Rosencrantz and Guildenstern Are Dead – A Review

There’s a hum of excitement as the audience take their seats awaiting the Armchair Theatre Company’s production of Tom Stoppard’s Rosencratz and Guildenstern are Dead. The marketing for this show has been superb, with beautiful posters which seem to have been all over Oxford for the past few weeks. Hence, I came with high expectations. Unfortunately, I feel like this production has bitten off more than it can chew.

The play is an inverse look at Shakespeare’s ‘Hamlet’, following the messengers Rosencratz and Guildenstern, (childhood friends of Hamlet) who appear on stage in this version whenever, in the original, they’re off. Stoppard focuses on their relationship and their philosophising on the subjects of death and probability.

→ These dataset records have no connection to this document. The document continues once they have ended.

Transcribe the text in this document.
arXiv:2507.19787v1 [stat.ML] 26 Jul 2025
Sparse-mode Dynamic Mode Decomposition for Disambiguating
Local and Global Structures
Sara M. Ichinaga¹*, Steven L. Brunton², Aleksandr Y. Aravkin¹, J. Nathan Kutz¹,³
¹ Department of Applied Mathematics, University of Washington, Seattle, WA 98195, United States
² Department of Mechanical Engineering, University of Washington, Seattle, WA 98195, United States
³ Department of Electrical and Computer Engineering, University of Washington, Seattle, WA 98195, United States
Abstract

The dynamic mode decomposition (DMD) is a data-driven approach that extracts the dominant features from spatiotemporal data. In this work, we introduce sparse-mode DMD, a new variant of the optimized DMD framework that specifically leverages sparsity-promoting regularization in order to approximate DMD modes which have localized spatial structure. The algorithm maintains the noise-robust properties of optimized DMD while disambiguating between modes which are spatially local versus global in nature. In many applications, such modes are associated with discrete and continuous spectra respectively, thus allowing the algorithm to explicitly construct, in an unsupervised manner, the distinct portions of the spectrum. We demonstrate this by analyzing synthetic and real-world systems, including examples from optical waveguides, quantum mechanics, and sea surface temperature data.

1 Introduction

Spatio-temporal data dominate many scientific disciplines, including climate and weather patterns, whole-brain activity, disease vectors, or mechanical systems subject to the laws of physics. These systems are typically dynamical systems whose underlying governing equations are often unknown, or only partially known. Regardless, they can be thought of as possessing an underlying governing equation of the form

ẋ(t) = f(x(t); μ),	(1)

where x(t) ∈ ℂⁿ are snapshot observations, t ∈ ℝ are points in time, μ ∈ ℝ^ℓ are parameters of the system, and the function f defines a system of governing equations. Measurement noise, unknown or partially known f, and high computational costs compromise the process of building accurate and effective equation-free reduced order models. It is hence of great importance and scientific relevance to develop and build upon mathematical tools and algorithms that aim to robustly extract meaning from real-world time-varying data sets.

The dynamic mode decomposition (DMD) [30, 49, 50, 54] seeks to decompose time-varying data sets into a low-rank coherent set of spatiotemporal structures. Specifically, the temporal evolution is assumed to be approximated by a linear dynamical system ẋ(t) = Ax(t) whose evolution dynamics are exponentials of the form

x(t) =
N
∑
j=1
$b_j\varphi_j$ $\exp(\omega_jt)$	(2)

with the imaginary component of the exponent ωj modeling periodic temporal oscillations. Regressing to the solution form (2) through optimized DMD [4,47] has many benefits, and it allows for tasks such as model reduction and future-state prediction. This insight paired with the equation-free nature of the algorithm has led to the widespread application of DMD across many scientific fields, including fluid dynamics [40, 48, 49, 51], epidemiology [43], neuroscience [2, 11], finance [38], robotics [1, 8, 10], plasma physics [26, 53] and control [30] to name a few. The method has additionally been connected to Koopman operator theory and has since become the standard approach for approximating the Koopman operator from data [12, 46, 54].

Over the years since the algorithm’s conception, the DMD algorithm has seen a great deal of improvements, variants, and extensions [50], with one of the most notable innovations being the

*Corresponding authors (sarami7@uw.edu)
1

They’re on stage constantly and have a large amount of dialogue to get through. Cassian Bilton (playing Rosencratz) oozes self-confidence and effortlessly eases the audience through the long monologues. His partner, Ieuan Perkins (as Guildenstern) also rolls through the quick script, constantly changing his tone and mannerisms to avoid monotony. They are quick and comic, lightly moving across the stage and enjoying the flexibility of their characters.

Now my praise begins to run a bit thin. The group of players, led by ‘The Player’ (Chloe Wall) added little to the action whilst on stage, instead creating a kind of awkward tension. This larger group could have been used to bring more life and energy to the stage, to break up the wordy dialogue and stop the scenes from dragging. Instead they are often placed limp at different intervals with little characterisation or purpose. I understood that they were supposed to be beaten down by ‘life’ but to me, they simply looked bored.

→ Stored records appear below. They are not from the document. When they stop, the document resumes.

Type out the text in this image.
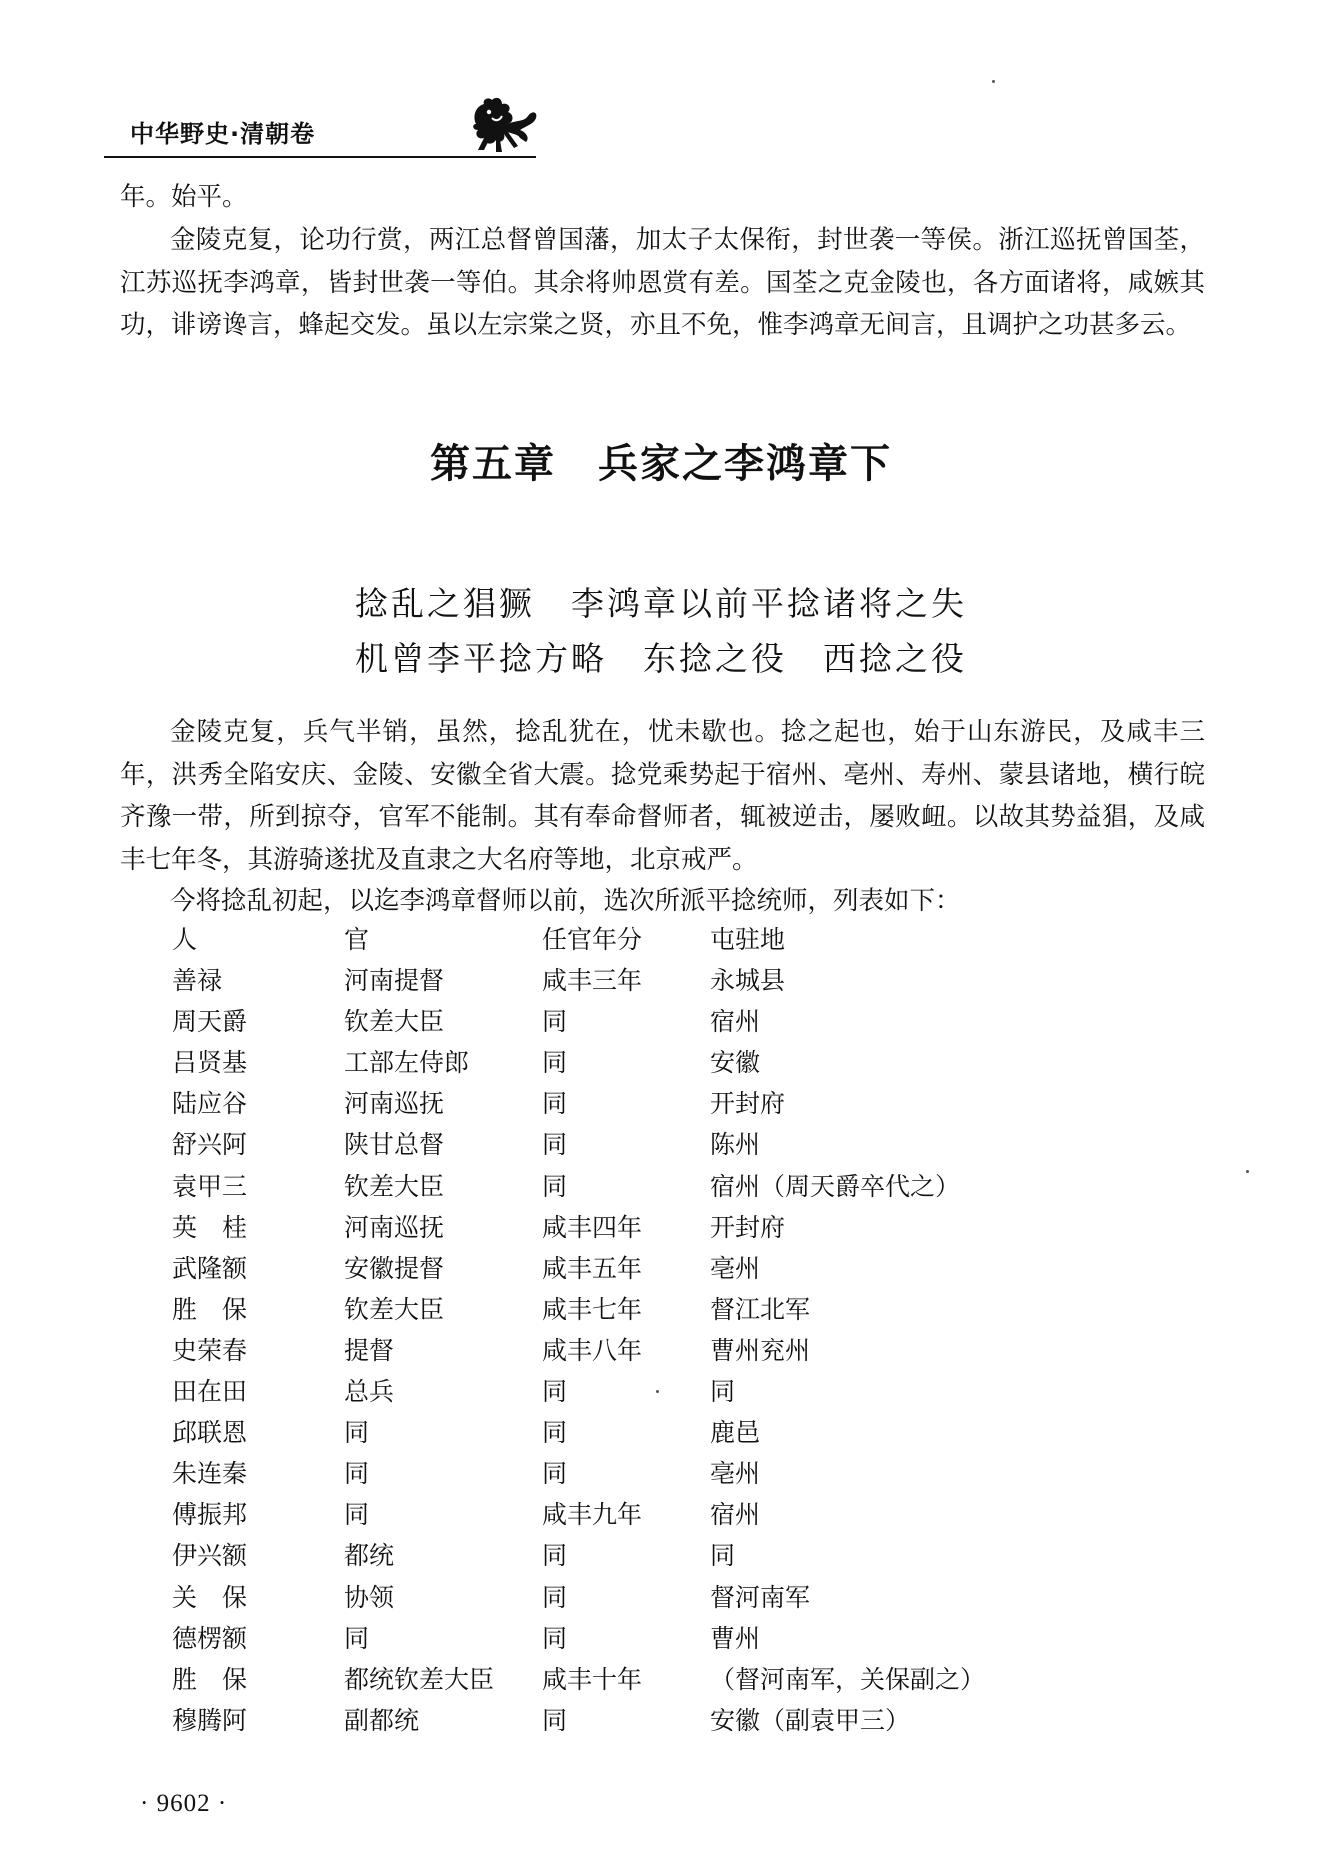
中华野史·清朝卷

年。始平。

金陵克复，论功行赏，两江总督曾国藩，加太子太保衔，封世袭一等侯。浙江巡抚曾国荃，江苏巡抚李鸿章，皆封世袭一等伯。其余将帅恩赏有差。国荃之克金陵也，各方面诸将，咸嫉其功，诽谤谗言，蜂起交发。虽以左宗棠之贤，亦且不免，惟李鸿章无间言，且调护之功甚多云。

第五章　兵家之李鸿章下
捻乱之猖獗　李鸿章以前平捻诸将之失
机曾李平捻方略　东捻之役　西捻之役

金陵克复，兵气半销，虽然，捻乱犹在，忧未歇也。捻之起也，始于山东游民，及咸丰三年，洪秀全陷安庆、金陵、安徽全省大震。捻党乘势起于宿州、亳州、寿州、蒙县诸地，横行皖齐豫一带，所到掠夺，官军不能制。其有奉命督师者，辄被逆击，屡败衄。以故其势益猖，及咸丰七年冬，其游骑遂扰及直隶之大名府等地，北京戒严。

今将捻乱初起，以迄李鸿章督师以前，选次所派平捻统师，列表如下：

人	官	任官年分	屯驻地
善禄	河南提督	咸丰三年	永城县
周天爵	钦差大臣	同	宿州
吕贤基	工部左侍郎	同	安徽
陆应谷	河南巡抚	同	开封府
舒兴阿	陕甘总督	同	陈州
袁甲三	钦差大臣	同	宿州（周天爵卒代之）
英　桂	河南巡抚	咸丰四年	开封府
武隆额	安徽提督	咸丰五年	亳州
胜　保	钦差大臣	咸丰七年	督江北军
史荣春	提督	咸丰八年	曹州兖州
田在田	总兵	同	同
邱联恩	同	同	鹿邑
朱连秦	同	同	亳州
傅振邦	同	咸丰九年	宿州
伊兴额	都统	同	同
关　保	协领	同	督河南军
德楞额	同	同	曹州
胜　保	都统钦差大臣 咸丰十年	（督河南军，关保副之）
穆腾阿	副都统	同	安徽（副袁甲三）
· 9602 ·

The set was bleak, with wooden floorboards roughly nailed together and a white cloth backdrop, presumably to draw the attention to the speech, however, this was a bit lost on the audience as much of this was often mumbled, which is the antithesis of Stoppard’s distinctive verbosity. The lighting similarly seemed to add little, which with some questionable blocking and directional decisions, the overall production seemed to undermine the great performances by Bilton and Perkins.

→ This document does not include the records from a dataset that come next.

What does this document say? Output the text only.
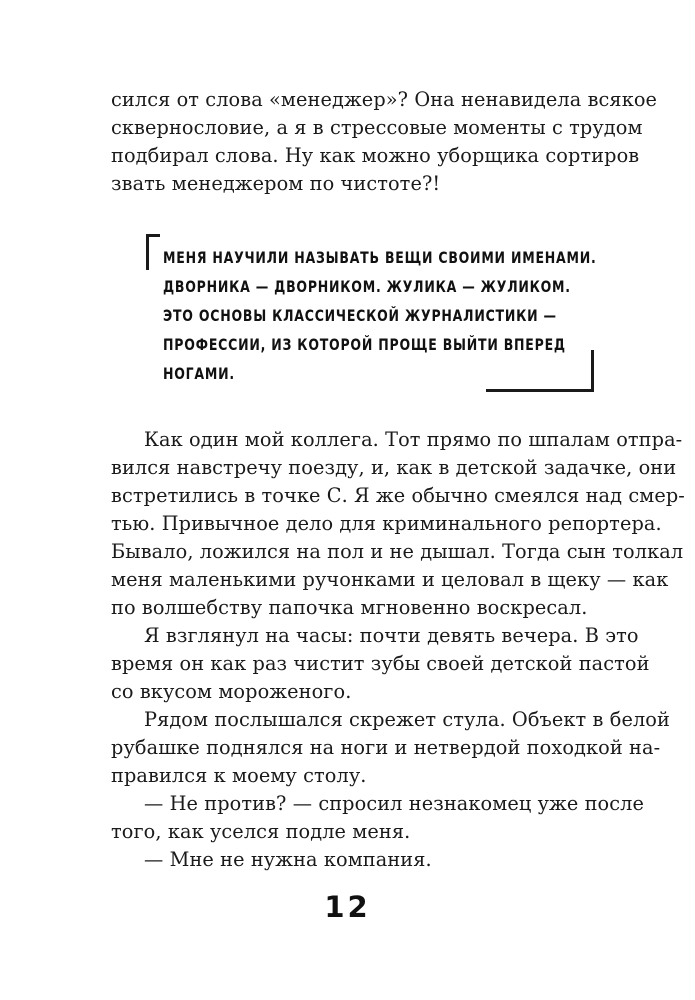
сился от слова «менеджер»? Она ненавидела всякое
сквернословие, а я в стрессовые моменты с трудом
подбирал слова. Ну как можно уборщика сортиров
звать менеджером по чистоте?!
МЕНЯ НАУЧИЛИ НАЗЫВАТЬ ВЕЩИ СВОИМИ ИМЕНАМИ.
ДВОРНИКА — ДВОРНИКОМ. ЖУЛИКА — ЖУЛИКОМ.
ЭТО ОСНОВЫ КЛАССИЧЕСКОЙ ЖУРНАЛИСТИКИ —
ПРОФЕССИИ, ИЗ КОТОРОЙ ПРОЩЕ ВЫЙТИ ВПЕРЕД
НОГАМИ.
Как один мой коллега. Тот прямо по шпалам отпра-
вился навстречу поезду, и, как в детской задачке, они
встретились в точке С. Я же обычно смеялся над смер-
тью. Привычное дело для криминального репортера.
Бывало, ложился на пол и не дышал. Тогда сын толкал
меня маленькими ручонками и целовал в щеку — как
по волшебству папочка мгновенно воскресал.
Я взглянул на часы: почти девять вечера. В это
время он как раз чистит зубы своей детской пастой
со вкусом мороженого.
Рядом послышался скрежет стула. Объект в белой
рубашке поднялся на ноги и нетвердой походкой на-
правился к моему столу.
— Не против? — спросил незнакомец уже после
того, как уселся подле меня.
— Мне не нужна компания.
12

Maybe I’m being overly critical, but I got the feeling that the cast had a kind of suppressed energy and potential they weren’t tapping into, perhaps the result of first night nerves. Stoppard’s writing is brilliant but undoubtedly hard to follow, with existentialist messages and quick-fire conversation, so you really need a solid and clear delivery from the cast to get some of the subtler comedy across and make it an easier ride for the audience. It’s a very hard job and this production unfortunately fell short of it, creating something intellectually taxing but not instantaneously gratifying. I came away feeling indifferent and as if something had gone over my head. It’s an interesting piece of theatre which a philosophising thespian would probably get much more out of, than myself.